# Miscellaneous > Database Programming >  Running an ASP within another

## Kenneth McLain

I created a login file for people to do online editing

The login file is based on the example on the ASPdb site....it pulls from a database.

Once the user is logged in, another asp file is displayed - the file that is to be edited view the Pro version.  Everything works great except that when the user selects 2nd database (like ADD), the screen throws you back into the login screen.

Is there a way to run a asp file within another?

----------


## John

Hi Kenneth,

You have to be careful to use a Session variable to keep track of if you`ve already been at that first "login" page or not, and also create vars for the userid & password (and optionally a "logged in" flag).  It may be easier for you to use TWO separate files - one for logging in and putting the id/pword into FORM variables, and a second for retrieving those variables (with Request("varname")) and if not blank, then storing them in Session("varname") variables.

This way, the first time "pgm 2" is called, it will get the vars from the Request() vars and tuck them away in session variables for safe keeping.  Then in future displays of the page, even though the vars won`t still be there in the Request() vars, you`ll have them in your session vars to use.
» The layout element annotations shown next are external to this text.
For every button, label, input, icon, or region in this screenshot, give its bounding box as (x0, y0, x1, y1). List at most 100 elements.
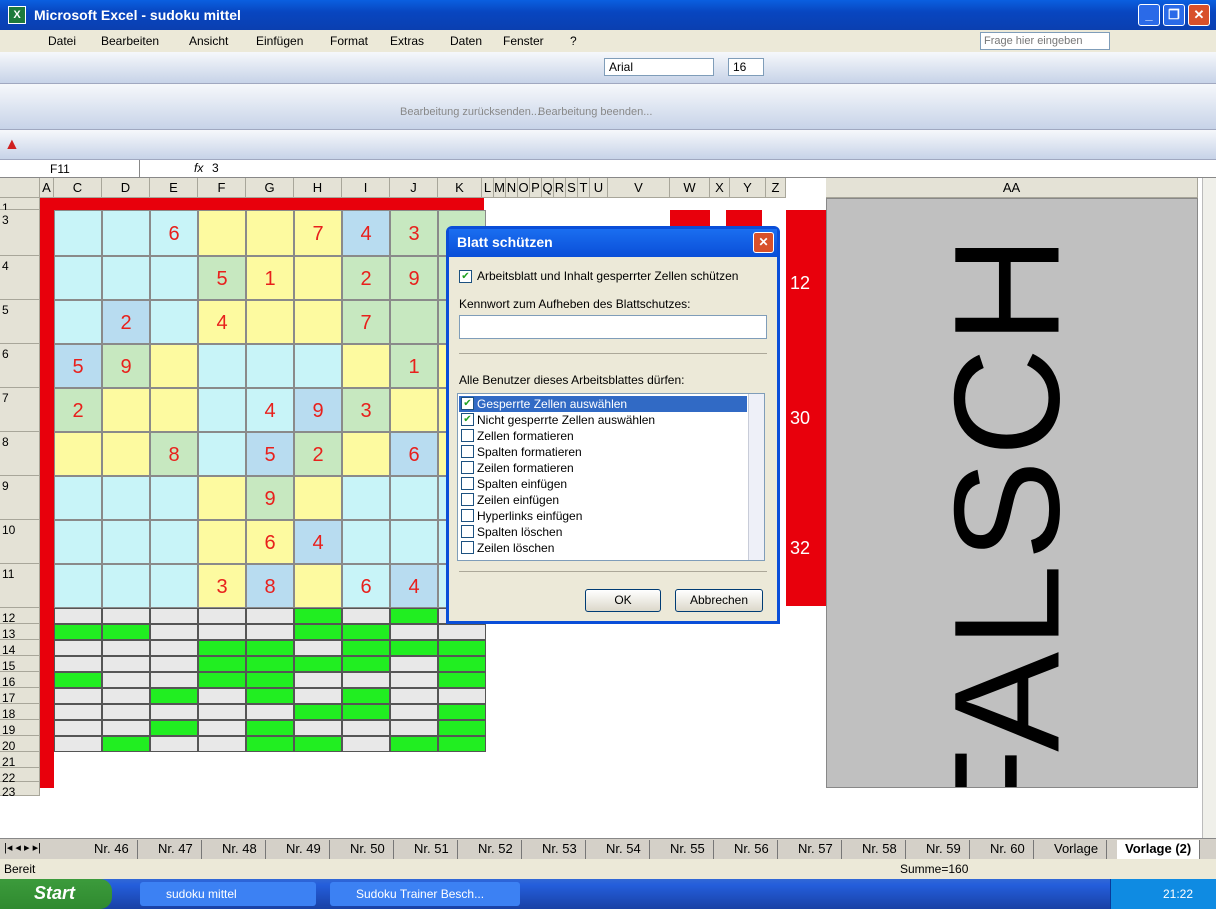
sudoku-cell[interactable] (246, 300, 294, 344)
sudoku-cell[interactable]: 9 (390, 256, 438, 300)
column-header[interactable]: AA (826, 178, 1198, 198)
row-header[interactable]: 7 (0, 388, 40, 432)
column-header[interactable]: I (342, 178, 390, 198)
row-header[interactable]: 16 (0, 672, 40, 689)
task-sudoku-trainer[interactable]: Sudoku Trainer Besch... (330, 882, 520, 906)
sheet-tab[interactable]: Nr. 56 (726, 840, 778, 859)
permission-checkbox[interactable] (461, 477, 474, 490)
sudoku-cell[interactable] (150, 520, 198, 564)
sudoku-cell[interactable] (294, 476, 342, 520)
sudoku-cell[interactable] (54, 564, 102, 608)
sudoku-cell[interactable]: 1 (390, 344, 438, 388)
sudoku-cell[interactable] (54, 476, 102, 520)
sudoku-cell[interactable] (342, 432, 390, 476)
column-header[interactable]: N (506, 178, 518, 198)
sudoku-cell[interactable]: 2 (54, 388, 102, 432)
permission-checkbox[interactable] (461, 445, 474, 458)
sudoku-cell[interactable]: 1 (246, 256, 294, 300)
sheet-tab[interactable]: Nr. 54 (598, 840, 650, 859)
row-header[interactable]: 20 (0, 736, 40, 753)
sheet-tab[interactable]: Nr. 58 (854, 840, 906, 859)
row-header[interactable]: 14 (0, 640, 40, 657)
sudoku-cell[interactable]: 4 (294, 520, 342, 564)
sudoku-cell[interactable] (198, 520, 246, 564)
column-header[interactable]: T (578, 178, 590, 198)
review-end-button[interactable]: Bearbeitung beenden... (538, 106, 652, 118)
sudoku-cell[interactable]: 5 (54, 344, 102, 388)
sudoku-cell[interactable]: 2 (342, 256, 390, 300)
row-header[interactable]: 3 (0, 210, 40, 256)
permission-item[interactable]: ✔ Gesperrte Zellen auswählen (459, 396, 747, 412)
sudoku-cell[interactable]: 7 (294, 210, 342, 256)
sudoku-cell[interactable]: 2 (102, 300, 150, 344)
sudoku-cell[interactable]: 8 (150, 432, 198, 476)
sudoku-cell[interactable] (198, 210, 246, 256)
vertical-scrollbar[interactable] (1202, 178, 1216, 838)
column-header[interactable]: C (54, 178, 102, 198)
sheet-tab[interactable]: Nr. 60 (982, 840, 1034, 859)
row-header[interactable]: 1 (0, 198, 40, 215)
row-header[interactable]: 15 (0, 656, 40, 673)
formula-input[interactable]: 3 (212, 161, 219, 175)
permission-item[interactable]: Spalten formatieren (459, 444, 747, 460)
sudoku-cell[interactable]: 6 (150, 210, 198, 256)
sudoku-cell[interactable]: 5 (198, 256, 246, 300)
column-header[interactable]: E (150, 178, 198, 198)
sudoku-cell[interactable] (342, 476, 390, 520)
sheet-tab[interactable]: Nr. 50 (342, 840, 394, 859)
sudoku-cell[interactable]: 6 (342, 564, 390, 608)
column-header[interactable]: Q (542, 178, 554, 198)
column-header[interactable]: S (566, 178, 578, 198)
task-excel[interactable]: sudoku mittel (140, 882, 316, 906)
sudoku-cell[interactable] (294, 256, 342, 300)
row-header[interactable]: 12 (0, 608, 40, 625)
sudoku-cell[interactable] (198, 388, 246, 432)
sudoku-cell[interactable]: 8 (246, 564, 294, 608)
sudoku-cell[interactable]: 9 (102, 344, 150, 388)
sudoku-cell[interactable]: 6 (246, 520, 294, 564)
list-scrollbar[interactable] (748, 394, 764, 560)
permission-item[interactable]: Zeilen einfügen (459, 492, 747, 508)
row-header[interactable]: 19 (0, 720, 40, 737)
sheet-tab[interactable]: Nr. 53 (534, 840, 586, 859)
row-header[interactable]: 4 (0, 256, 40, 300)
sudoku-cell[interactable] (294, 344, 342, 388)
sudoku-cell[interactable]: 3 (390, 210, 438, 256)
sudoku-cell[interactable] (102, 256, 150, 300)
help-input[interactable]: Frage hier eingeben (980, 32, 1110, 50)
permission-checkbox[interactable] (461, 525, 474, 538)
permission-item[interactable]: Hyperlinks einfügen (459, 508, 747, 524)
column-header[interactable]: V (608, 178, 670, 198)
sudoku-cell[interactable] (390, 300, 438, 344)
sudoku-cell[interactable]: 4 (246, 388, 294, 432)
sudoku-cell[interactable] (198, 344, 246, 388)
permission-item[interactable]: Zellen formatieren (459, 428, 747, 444)
sheet-tab[interactable]: Nr. 51 (406, 840, 458, 859)
sudoku-cell[interactable]: 4 (390, 564, 438, 608)
sudoku-cell[interactable]: 4 (198, 300, 246, 344)
sudoku-cell[interactable] (150, 256, 198, 300)
row-header[interactable]: 9 (0, 476, 40, 520)
permission-checkbox[interactable] (461, 461, 474, 474)
review-back-button[interactable]: Bearbeitung zurücksenden... (400, 106, 540, 118)
permission-checkbox[interactable]: ✔ (461, 413, 474, 426)
ok-button[interactable]: OK (585, 589, 661, 612)
sudoku-cell[interactable] (54, 256, 102, 300)
sudoku-cell[interactable] (198, 476, 246, 520)
row-header[interactable]: 22 (0, 768, 40, 785)
name-box[interactable]: F11 (20, 160, 140, 178)
menu-item[interactable]: Format (330, 34, 368, 48)
sudoku-cell[interactable]: 7 (342, 300, 390, 344)
permission-item[interactable]: Spalten einfügen (459, 476, 747, 492)
permission-checkbox[interactable] (461, 429, 474, 442)
sudoku-cell[interactable] (54, 300, 102, 344)
sheet-tab[interactable]: Nr. 59 (918, 840, 970, 859)
sheet-tab[interactable]: Nr. 48 (214, 840, 266, 859)
permissions-list[interactable]: ✔ Gesperrte Zellen auswählen ✔ Nicht gesper… (457, 393, 765, 561)
sudoku-cell[interactable]: 3 (198, 564, 246, 608)
sheet-tab[interactable]: Nr. 46 (86, 840, 138, 859)
menu-item[interactable]: Datei (48, 34, 76, 48)
sudoku-cell[interactable] (150, 564, 198, 608)
sudoku-cell[interactable] (246, 210, 294, 256)
sudoku-cell[interactable] (342, 344, 390, 388)
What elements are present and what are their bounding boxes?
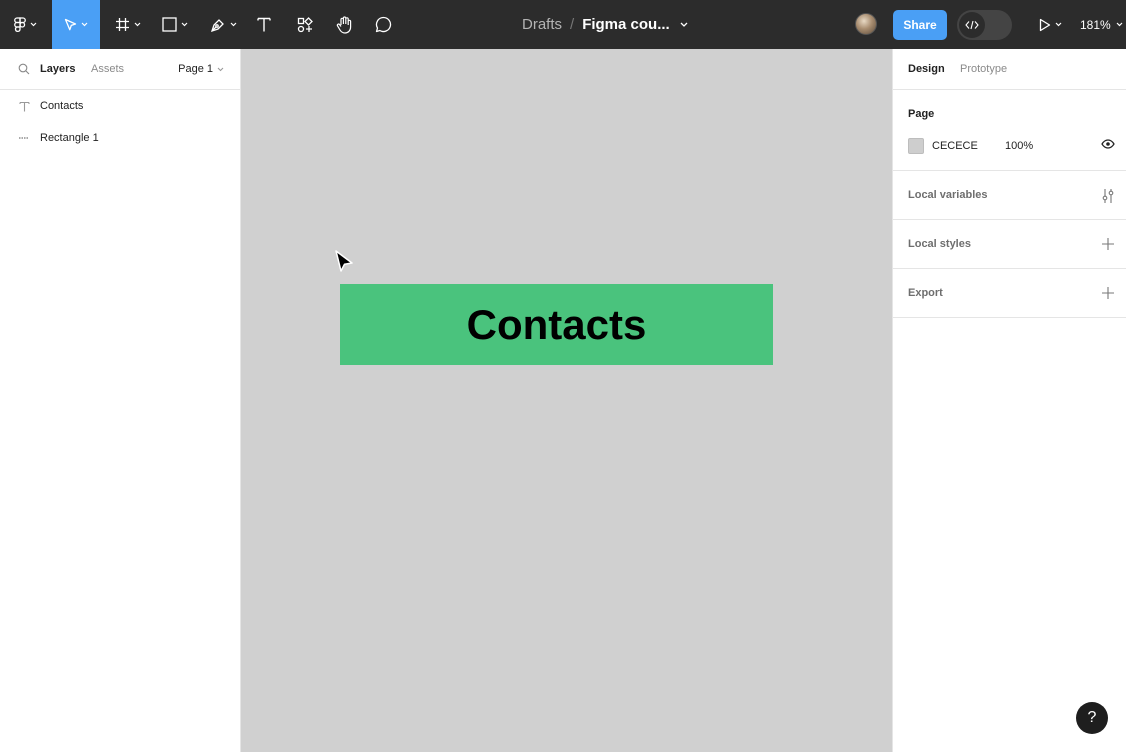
contacts-text[interactable]: Contacts [467,301,647,349]
page-selector-label: Page 1 [178,63,213,75]
page-section-title: Page [908,108,935,120]
pen-tool-button[interactable] [203,0,243,49]
move-pointer-icon [64,18,77,30]
design-panel: Design Prototype Page CECECE 100% Local … [892,49,1126,752]
zoom-level: 181% [1080,17,1111,32]
canvas[interactable]: Contacts [241,49,892,752]
layer-name: Rectangle 1 [40,132,99,144]
chevron-down-icon [1055,22,1061,27]
hand-icon [336,15,352,34]
breadcrumb: Drafts / Figma cou... [522,0,688,49]
avatar[interactable] [855,13,877,35]
layer-name: Contacts [40,100,84,112]
local-styles-section[interactable]: Local styles [893,220,1126,269]
help-button[interactable]: ? [1076,702,1108,734]
page-color-swatch[interactable] [908,138,924,154]
frame-tool-button[interactable] [108,0,148,49]
rectangle-layer-icon [17,131,31,145]
eye-icon[interactable] [1101,139,1115,149]
tab-design[interactable]: Design [908,63,945,75]
mouse-cursor-icon [335,250,353,272]
resources-icon [297,16,313,32]
search-icon[interactable] [18,63,30,75]
chevron-down-icon [217,67,224,71]
layers-panel-header: Layers Assets Page 1 [0,49,240,90]
shape-tool-button[interactable] [155,0,195,49]
page-selector[interactable]: Page 1 [178,63,224,75]
comment-tool-button[interactable] [369,0,397,49]
resources-tool-button[interactable] [290,0,320,49]
dev-mode-toggle[interactable] [957,10,1012,40]
toolbar: Drafts / Figma cou... Share 181% [0,0,1126,49]
export-section[interactable]: Export [893,269,1126,318]
pen-icon [210,18,224,32]
page-color-hex[interactable]: CECECE [932,140,978,152]
tab-layers[interactable]: Layers [40,63,75,75]
move-tool-button[interactable] [52,0,100,49]
share-button[interactable]: Share [893,10,947,40]
local-styles-title: Local styles [908,238,971,250]
chevron-down-icon [230,22,236,27]
file-name[interactable]: Figma cou... [582,16,670,33]
local-variables-title: Local variables [908,189,988,201]
main-menu-button[interactable] [0,0,50,49]
figma-logo-icon [13,16,26,32]
page-opacity[interactable]: 100% [1005,140,1033,152]
layer-item-rectangle[interactable]: Rectangle 1 [0,122,240,154]
chevron-down-icon [134,22,141,27]
tab-prototype[interactable]: Prototype [960,63,1007,75]
variables-sliders-icon[interactable] [1101,188,1115,204]
chevron-down-icon [181,22,188,27]
design-panel-header: Design Prototype [893,49,1126,90]
text-t-icon [257,17,271,32]
frame-hash-icon [116,18,129,31]
page-section: Page CECECE 100% [893,90,1126,171]
text-layer-icon [17,99,31,113]
hand-tool-button[interactable] [330,0,358,49]
chevron-down-icon [81,22,88,27]
layers-panel: Layers Assets Page 1 Contacts Rectangle … [0,49,241,752]
rectangle-icon [162,17,177,32]
text-tool-button[interactable] [250,0,278,49]
tab-assets[interactable]: Assets [91,63,124,75]
breadcrumb-separator: / [570,16,575,33]
chevron-down-icon [1116,22,1123,27]
local-variables-section[interactable]: Local variables [893,171,1126,220]
play-icon [1039,18,1050,31]
chevron-down-icon[interactable] [680,22,688,27]
chevron-down-icon [30,22,36,27]
zoom-control[interactable]: 181% [1080,0,1123,49]
breadcrumb-drafts-link[interactable]: Drafts [522,16,562,33]
comment-bubble-icon [375,16,391,33]
present-button[interactable] [1032,0,1068,49]
layer-item-contacts[interactable]: Contacts [0,90,240,122]
plus-icon[interactable] [1101,237,1115,251]
export-title: Export [908,287,943,299]
plus-icon[interactable] [1101,286,1115,300]
code-icon [965,20,979,30]
dev-mode-knob [959,12,985,38]
green-rectangle[interactable]: Contacts [340,284,773,365]
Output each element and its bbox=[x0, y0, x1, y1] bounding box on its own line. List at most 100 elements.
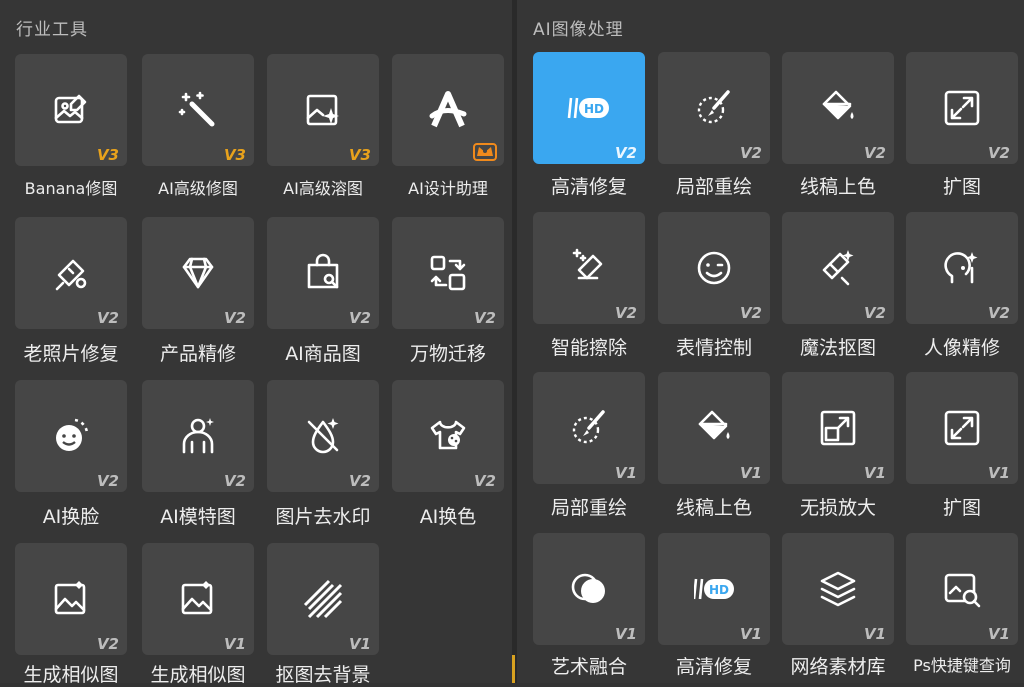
section-title-ai-image: AI图像处理 bbox=[533, 20, 624, 40]
image-edit-icon bbox=[54, 94, 87, 124]
tool-label[interactable]: AI换脸 bbox=[1, 502, 141, 529]
tool-label[interactable]: AI高级修图 bbox=[128, 175, 268, 199]
tool-tile-right-11[interactable]: V1 bbox=[782, 372, 894, 484]
tool-tile-left-6[interactable]: V2 bbox=[142, 217, 254, 329]
eraser-icon bbox=[572, 248, 603, 280]
tool-label[interactable]: 局部重绘 bbox=[519, 493, 659, 520]
version-badge: V2 bbox=[96, 635, 119, 653]
tool-tile-right-9[interactable]: V1 bbox=[533, 372, 645, 484]
version-badge: V3 bbox=[223, 146, 246, 164]
tool-tile-right-13[interactable]: V1 bbox=[533, 533, 645, 645]
tool-tile-left-7[interactable]: V2 bbox=[267, 217, 379, 329]
tool-label[interactable]: Banana修图 bbox=[1, 175, 141, 199]
scroll-indicator[interactable] bbox=[512, 655, 515, 683]
tool-tile-left-10[interactable]: V2 bbox=[142, 380, 254, 492]
version-badge: V1 bbox=[863, 464, 886, 482]
portrait-retouch-icon bbox=[944, 252, 978, 284]
tool-label[interactable]: 高清修复 bbox=[519, 172, 659, 199]
tool-label[interactable]: 网络素材库 bbox=[768, 652, 908, 679]
tool-label[interactable]: 扩图 bbox=[892, 172, 1024, 199]
svg-text:HD: HD bbox=[584, 102, 604, 116]
tool-tile-left-14[interactable]: V1 bbox=[142, 543, 254, 655]
tool-tile-left-9[interactable]: V2 bbox=[15, 380, 127, 492]
tool-label[interactable]: 艺术融合 bbox=[519, 652, 659, 679]
version-badge: V2 bbox=[987, 144, 1010, 162]
tool-tile-left-1[interactable]: V3 bbox=[15, 54, 127, 166]
tool-tile-right-15[interactable]: V1 bbox=[782, 533, 894, 645]
ai-image-processing-panel: AI图像处理 HD V2 高清修复 V2 局部重绘 V2 线稿上色 V2 扩图 V2 智能擦除 V2 表… bbox=[517, 0, 1024, 683]
tool-label[interactable]: 魔法抠图 bbox=[768, 333, 908, 360]
tool-tile-right-14[interactable]: HD V1 bbox=[658, 533, 770, 645]
version-badge: V1 bbox=[614, 464, 637, 482]
tool-tile-left-11[interactable]: V2 bbox=[267, 380, 379, 492]
version-badge: V2 bbox=[614, 304, 637, 322]
tool-label[interactable]: 高清修复 bbox=[644, 652, 784, 679]
tool-tile-left-5[interactable]: V2 bbox=[15, 217, 127, 329]
image-sparkle-icon bbox=[306, 94, 339, 126]
face-swap-icon bbox=[56, 418, 89, 451]
tool-label[interactable]: AI设计助理 bbox=[378, 175, 518, 199]
diamond-icon bbox=[182, 257, 214, 289]
shopping-bag-icon bbox=[307, 253, 339, 289]
recolor-shirt-icon bbox=[430, 420, 466, 450]
tool-label[interactable]: Ps快捷键查询 bbox=[892, 652, 1024, 676]
tool-label[interactable]: 线稿上色 bbox=[768, 172, 908, 199]
tool-label[interactable]: 智能擦除 bbox=[519, 333, 659, 360]
tool-label[interactable]: 局部重绘 bbox=[644, 172, 784, 199]
version-badge: V1 bbox=[987, 464, 1010, 482]
version-badge: V1 bbox=[223, 635, 246, 653]
tool-label[interactable]: 扩图 bbox=[892, 493, 1024, 520]
tool-label[interactable]: 图片去水印 bbox=[253, 502, 393, 529]
transfer-icon bbox=[430, 255, 466, 291]
tool-label[interactable]: AI模特图 bbox=[128, 502, 268, 529]
paint-bucket-icon bbox=[698, 410, 730, 440]
tool-tile-right-16[interactable]: V1 bbox=[906, 533, 1018, 645]
tool-tile-right-2[interactable]: V2 bbox=[658, 52, 770, 164]
tool-tile-right-3[interactable]: V2 bbox=[782, 52, 894, 164]
tool-label[interactable]: 无损放大 bbox=[768, 493, 908, 520]
tool-tile-right-8[interactable]: V2 bbox=[906, 212, 1018, 324]
tool-label[interactable]: 万物迁移 bbox=[378, 339, 518, 366]
version-badge: V2 bbox=[223, 472, 246, 490]
version-badge: V2 bbox=[614, 144, 637, 162]
tool-label[interactable]: AI高级溶图 bbox=[253, 175, 393, 199]
version-badge: V2 bbox=[863, 144, 886, 162]
photo-restore-icon bbox=[55, 259, 87, 291]
tool-label[interactable]: 产品精修 bbox=[128, 339, 268, 366]
tool-tile-right-12[interactable]: V1 bbox=[906, 372, 1018, 484]
similar-image-icon bbox=[54, 581, 86, 615]
tool-label[interactable]: 线稿上色 bbox=[644, 493, 784, 520]
tool-tile-right-10[interactable]: V1 bbox=[658, 372, 770, 484]
paint-bucket-icon bbox=[822, 90, 854, 120]
tool-tile-left-12[interactable]: V2 bbox=[392, 380, 504, 492]
tool-tile-right-5[interactable]: V2 bbox=[533, 212, 645, 324]
tool-tile-right-7[interactable]: V2 bbox=[782, 212, 894, 324]
version-badge: V2 bbox=[739, 144, 762, 162]
tool-tile-right-4[interactable]: V2 bbox=[906, 52, 1018, 164]
blend-circles-icon bbox=[571, 573, 605, 603]
version-badge: V1 bbox=[739, 464, 762, 482]
tool-label[interactable]: AI商品图 bbox=[253, 339, 393, 366]
version-badge: V2 bbox=[473, 309, 496, 327]
version-badge: V2 bbox=[348, 472, 371, 490]
tool-label[interactable]: AI换色 bbox=[378, 502, 518, 529]
remove-watermark-icon bbox=[307, 418, 339, 454]
similar-image-icon bbox=[181, 581, 213, 615]
tool-label[interactable]: 人像精修 bbox=[892, 333, 1024, 360]
tool-tile-left-2[interactable]: V3 bbox=[142, 54, 254, 166]
upscale-icon bbox=[820, 410, 856, 446]
version-badge: V2 bbox=[96, 309, 119, 327]
tool-tile-left-4[interactable] bbox=[392, 54, 504, 166]
tool-label[interactable]: 表情控制 bbox=[644, 333, 784, 360]
hd-icon: HD bbox=[694, 578, 734, 600]
industry-tools-panel: 行业工具 V3 Banana修图 V3 AI高级修图 V3 AI高级溶图 AI设计助理 V2 老… bbox=[0, 0, 512, 686]
tool-tile-right-6[interactable]: V2 bbox=[658, 212, 770, 324]
version-badge: V1 bbox=[614, 625, 637, 643]
tool-tile-left-3[interactable]: V3 bbox=[267, 54, 379, 166]
tool-label[interactable]: 老照片修复 bbox=[1, 339, 141, 366]
tool-tile-left-8[interactable]: V2 bbox=[392, 217, 504, 329]
tool-tile-left-13[interactable]: V2 bbox=[15, 543, 127, 655]
crown-icon bbox=[473, 143, 497, 161]
tool-tile-right-1[interactable]: HD V2 bbox=[533, 52, 645, 164]
tool-tile-left-15[interactable]: V1 bbox=[267, 543, 379, 655]
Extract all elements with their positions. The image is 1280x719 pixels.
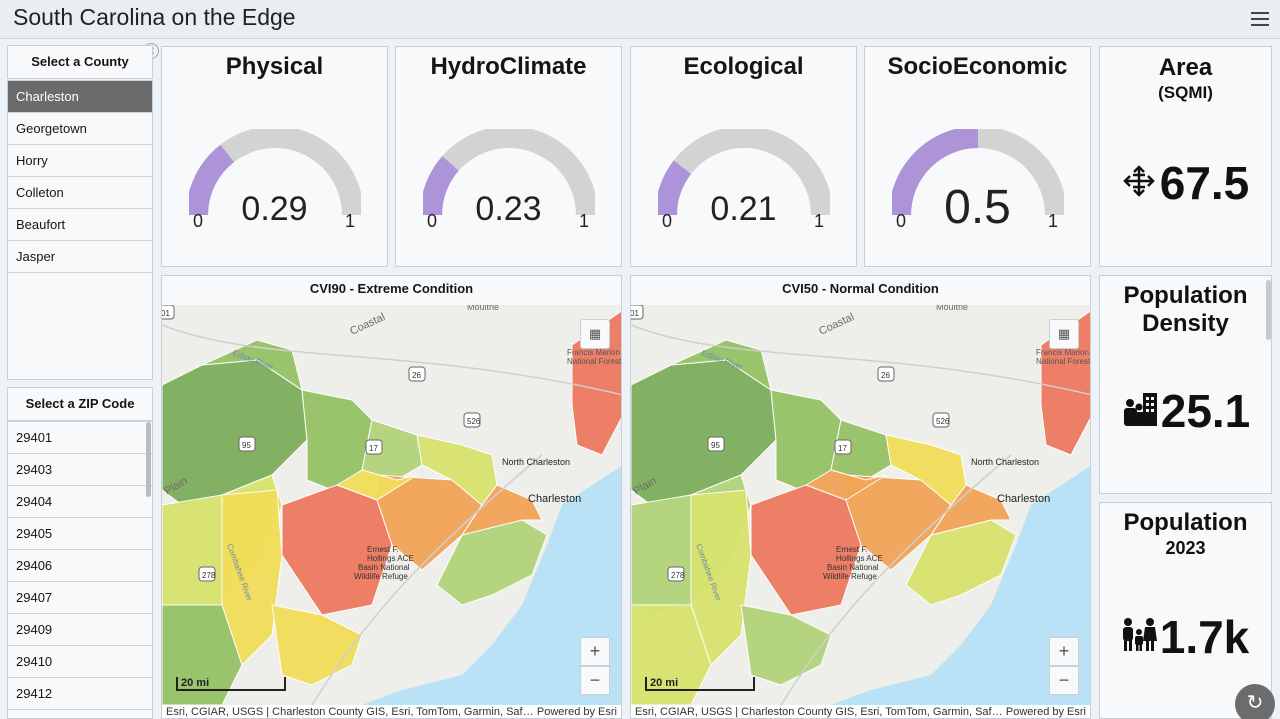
attribution-text: Esri, CGIAR, USGS | Charleston County GI… [635, 706, 1003, 718]
scale-label: 20 mi [181, 677, 210, 689]
area-value: 67.5 [1159, 157, 1250, 209]
county-item-jasper[interactable]: Jasper [8, 241, 152, 273]
gauge-title: HydroClimate [430, 53, 587, 80]
scale-label: 20 mi [650, 677, 679, 689]
zip-item[interactable]: 29407 [8, 582, 152, 614]
population-value: 1.7k [1159, 611, 1250, 663]
gauge-physical: Physical 0 1 0.29 [161, 46, 388, 267]
zip-list-title: Select a ZIP Code [7, 387, 153, 421]
attribution-text: Esri, CGIAR, USGS | Charleston County GI… [166, 706, 534, 718]
hamburger-menu-icon[interactable] [1251, 12, 1269, 26]
route-label: 17 [838, 444, 847, 453]
county-item-charleston[interactable]: Charleston [8, 81, 152, 113]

I suspect this lack of "permanent" global storage is what may be missing from your code.  Good luck!

John


On 9/17/98 12:35:02 AM, Kenneth McLain wrote: 
> I created a login file for people to do online editing

The login file 
> is based on the example on the ASPdb site....it pulls from a database.

> 
Once the user is logged in, another asp file is displayed - the file that 
> is to be edited view the Pro version.  Everything works great except that 
> when the user selects 2nd database (like ADD), the screen throws you back 
> into the login screen.

Is there a way to run a asp file within another?

----------